- A agrivoltaica utiliza painéis solares sobre lavouras para gerar energia e, ao mesmo tempo, proteger e favorecer a produção de alimentos, já em testes internacionais e com interesse no Brasil.
- Os painéis criam sombra parcial, reduzem a temperatura do solo e a evaporação, o que pode elevar rendimentos de culturas como alface, batata, espinafre e tomate entre 5% e 20%, dependendo da região e do desenho do projeto.
- Entre os benefícios estão menor consumo de água, proteção contra granizo e calor excessivo, além da possibilidade de integrar sistemas de irrigação por gotejamento e sensores climáticos.
- Exemplos mundo afora vão desde vinhedos na França e culturas diversas na Alemanha e nos Estados Unidos até arrozais e campos de chá no Japão, com resultados variando localmente, mas mostrando maior eficiência geral do uso do solo.
- Desafios atuais incluem alto custo inicial, necessidade de projetos específicos por cultura, exigências regulatórias e necessidade de capacitação técnica, ainda que a prática seja vista como forma de ampliar segurança alimentar e energética.
A agrivoltaica surge como uma opção para gerar energia elétrica e alimentos no mesmo espaço. Painéis solares são instalados acima de lavouras, permitindo que culturas, produtores e o sistema elétrico se beneficiem de forma conjunta. O Brasil acompanha o tema com interesse crescente.
Com a prática, parte da radiação é filtrada pelos painéis, o que cria sombra parcial. Isso reduz a evaporação da água e ajuda a manter o solo mais estável. Em alguns casos, há aumento de rendimento em culturas que toleram sombra.

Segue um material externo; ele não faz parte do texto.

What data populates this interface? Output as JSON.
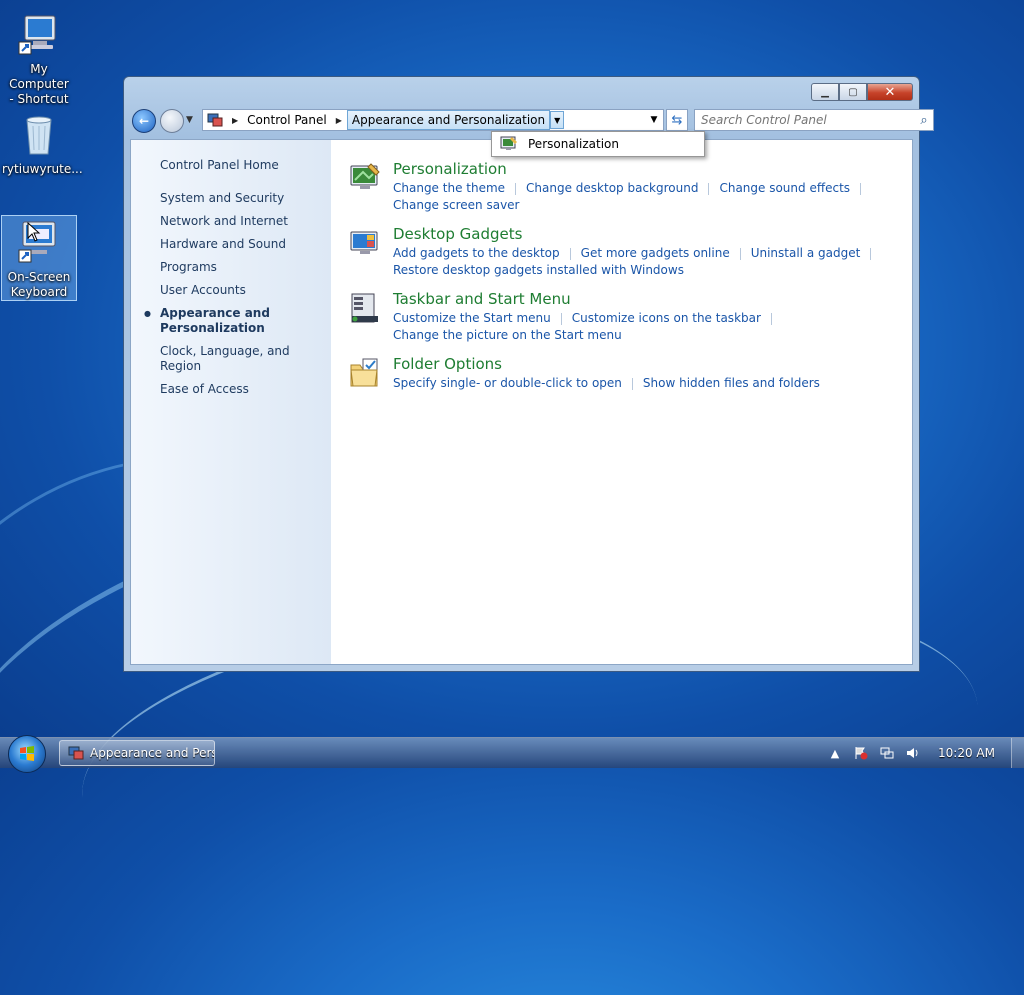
{
  "desktop": {
    "icons": [
      {
        "label_line1": "My Computer",
        "label_line2": "- Shortcut"
      },
      {
        "label_line1": "rytiuwyrute...",
        "label_line2": ""
      },
      {
        "label_line1": "On-Screen",
        "label_line2": "Keyboard"
      }
    ]
  },
  "window": {
    "address": {
      "crumbs": [
        "Control Panel",
        "Appearance and Personalization"
      ]
    },
    "search": {
      "placeholder": "Search Control Panel"
    },
    "breadcrumb_menu": {
      "items": [
        "Personalization"
      ]
    },
    "left_nav": {
      "home": "Control Panel Home",
      "items": [
        "System and Security",
        "Network and Internet",
        "Hardware and Sound",
        "Programs",
        "User Accounts",
        "Appearance and Personalization",
        "Clock, Language, and Region",
        "Ease of Access"
      ],
      "current_line1": "Appearance and",
      "current_line2": "Personalization"
    },
    "categories": [
      {
        "title": "Personalization",
        "links_row1": [
          "Change the theme",
          "Change desktop background",
          "Change sound effects"
        ],
        "links_row2": [
          "Change screen saver"
        ]
      },
      {
        "title": "Desktop Gadgets",
        "links_row1": [
          "Add gadgets to the desktop",
          "Get more gadgets online",
          "Uninstall a gadget"
        ],
        "links_row2": [
          "Restore desktop gadgets installed with Windows"
        ]
      },
      {
        "title": "Taskbar and Start Menu",
        "links_row1": [
          "Customize the Start menu",
          "Customize icons on the taskbar"
        ],
        "links_row2": [
          "Change the picture on the Start menu"
        ]
      },
      {
        "title": "Folder Options",
        "links_row1": [
          "Specify single- or double-click to open",
          "Show hidden files and folders"
        ],
        "links_row2": []
      }
    ]
  },
  "taskbar": {
    "task_label": "Appearance and Pers...",
    "clock": "10:20 AM"
  },
  "colors": {
    "link": "#1a55a8",
    "category_title": "#1e7d32",
    "nav_text": "#1e3a5f"
  }
}
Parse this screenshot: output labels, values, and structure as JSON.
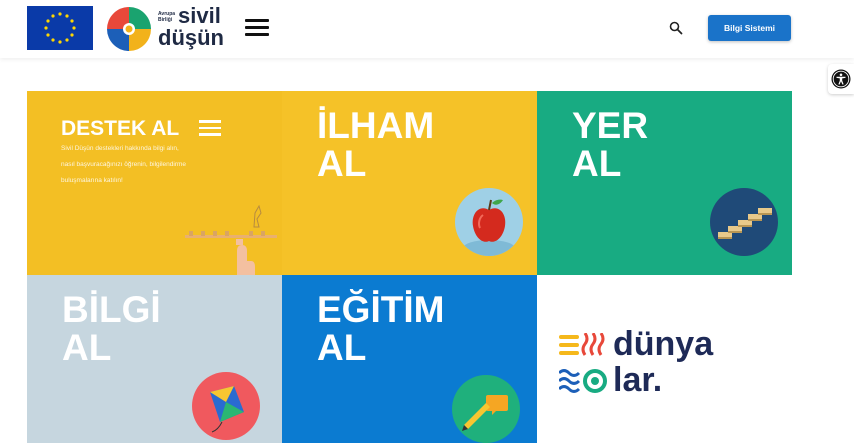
{
  "header": {
    "brand_prefix": "Avrupa Birliği",
    "brand_word1": "sivil",
    "brand_word2": "düşün",
    "cta_label": "Bilgi Sistemi"
  },
  "tiles": {
    "destek": {
      "title": "DESTEK AL",
      "description": "Sivil Düşün destekleri hakkında bilgi alın, nasıl başvuracağınızı öğrenin, bilgilendirme buluşmalarına katılın!"
    },
    "ilham": {
      "line1": "İLHAM",
      "line2": "AL"
    },
    "yer": {
      "line1": "YER",
      "line2": "AL"
    },
    "bilgi": {
      "line1": "BİLGİ",
      "line2": "AL"
    },
    "egitim": {
      "line1": "EĞİTİM",
      "line2": "AL"
    },
    "dunyalar": {
      "line1": "dünya",
      "line2": "lar."
    }
  },
  "colors": {
    "eu_blue": "#0a3aa8",
    "eu_star": "#ffd700",
    "cta_blue": "#1a73c9",
    "tile_yellow": "#f3bf24",
    "tile_green": "#18ab82",
    "tile_grey": "#c6d6df",
    "tile_blue": "#0b7bd1",
    "dunya_navy": "#1e2a57"
  },
  "icons": [
    "eu-flag-logo",
    "sivil-dusun-puzzle-logo",
    "hamburger-menu-icon",
    "search-icon",
    "accessibility-icon",
    "apple-icon",
    "stairs-icon",
    "kite-icon",
    "pencil-note-icon",
    "waves-spiral-icon"
  ]
}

Pesquisadores explicam que o arranjo pode ampliar a eficiência do uso do solo, combinando produção agrícola e geração de energia. Em estudos europeus e norte-americanos, algumas culturas apresentam ganhos entre 5% e 20% sob estruturas solares.
A solução também atua como proteção contra eventos climáticos extremos. Granizo, chuva intensa e ondas de calor são atenuados pela sombra e pelo amortecimento da estrutura. Irrigação pode ser integrada com sensores automatizados.
Experiências ao redor do mundo mostram resultados variados conforme a região e o desenho do sistema. Na França, vinhedos usuam painéis ajustáveis para manter a qualidade das uvas em verões quentes. Já na Alemanha e nos EUA, a produção total tende a superar a de áreas dedicadas apenas à agricultura ou apenas à energia.
Como funciona na prática
- Escolha de culturas tolerantes à sombra, como folhas verdes.
- Altura e espaçamento dos painéis para permitir circulação de máquinas.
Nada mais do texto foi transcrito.